ValueAct Capital urged Seven & i Holdings Co. Ltd. shareholders on Jan. 19 to back a spinoff of the Tokyo-based company’s 7-Eleven convenience-store chain, according to a Reuters report. The hedge fund argued that the move would improve the conglomerate’s valuation and corporate governance and deliver considerable benefits to shareholders.
San Francisco-based ValueAct, which owns a 4.4% stake in the Tokyo-based company and has been urging it to make changes for at least a year, called on shareholders in a letter reviewed by Reuters to express their opinions on the matter to Seven & i’s board.
ValueAct argued that Seven & i could complete a tax-free spinoff of Irving, Texas-based 7-Eleven through a listing on the Tokyo Stock Exchange in about a year.
“ValueAct estimates that over 10 years, the 100% spinoff of 7-Eleven capital restructuring would result in shareholder value that is 80% higher than maintaining the current conglomerate structure,” said the letter that Reuters reviewed.
ValueAct added that its assumptions are conservative because they do not factor in benefits such as efficiency improvements at 7-Eleven’s U.S. operations.
“We understand that Seven & i can combine 7-Eleven Inc. and Seven-Eleven Japan and execute a tax-free spinoff to launch a global champion 7-Eleven listed on the Tokyo Stock Exchange about 12 months from now,” the letter said.
Seven & i is conducting a strategic review and has pledged to announce its decisions by early March, said the report. Among the other options under consideration are a sale of Seven & i itself, a sale or spinoff of its superstore business or taking no action.
ValueAct said in its letter it was not happy with the pace of change at the company after six new directors joined the company’s board over the past year. “The debate at the board of Directors about the strategic review appears to be unresolved after four months of deliberation,” the letter said, adding this could signal split opinions on the board or between executives.
The activist investor suggested shareholders might be able to force a decision by making their views known to the board, the news agency said.
ValueAct told investors in May 2021 that Seven & i could be worth more than double its current value if the company restructures itself to focus on convenience stores or if it spins off 7-Eleven.
In January 2022, ValueAct again asked the Seven & i board to conduct a strategic review of alternatives for all of its business units, consisting of c-stores, supermarkets, department stores and specialty stores.

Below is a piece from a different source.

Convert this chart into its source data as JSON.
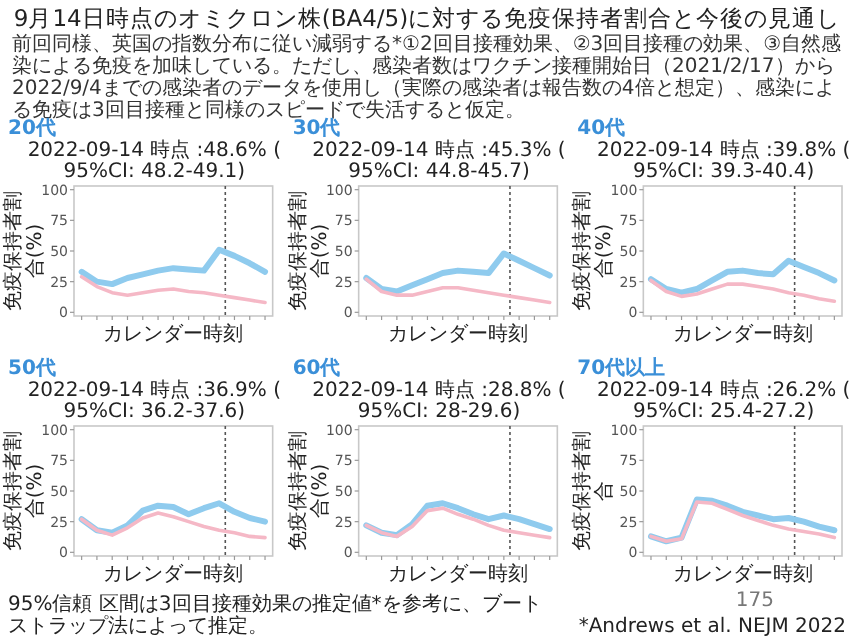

ValueAct said in a letter to the board at the time that Seven & i “is strategically unfocused and vastly underperforming its potential. This, while the retail industry is evolving rapidly with new disruptive forces entering Seven & i’s markets. The 7-Eleven convenience-store business already accounts for 97% of operating profit and over 100% of corporate value creation. … If Seven & i narrows its focus to 7- Eleven, it can become the global champion in a growing industry. If its attention remains scattered, it risks drifting into mediocrity or worse.”
Seven & i said it is having “active and constructive management-and working-level dialogues … with the aim of enhancing our corporate value in a sustainable manner,” is reviewing ValueAct’s proposal and will “respond appropriately.” Seven & i said in November 2022 that it is selling its struggling department store unit, Sogo & Seibu, Reuters reported at the time.
- 7-Eleven is No. 1 on CSP’s 2022 Top 202 ranking of the largest U.S. c-store chains by number of company-owned retail outlets.
7-Eleven operates, franchises or licenses more than 72,800 convenience stores in 17 countries and regions, including about 13,000 in the United States, including about 9,500 under the 7-Eleven banner, around 3,800 under the Speedway banner and about 500 under the Stripes flag, as well as the Laredo Taco Company and Raise the Roost Chicken and Biscuits brands.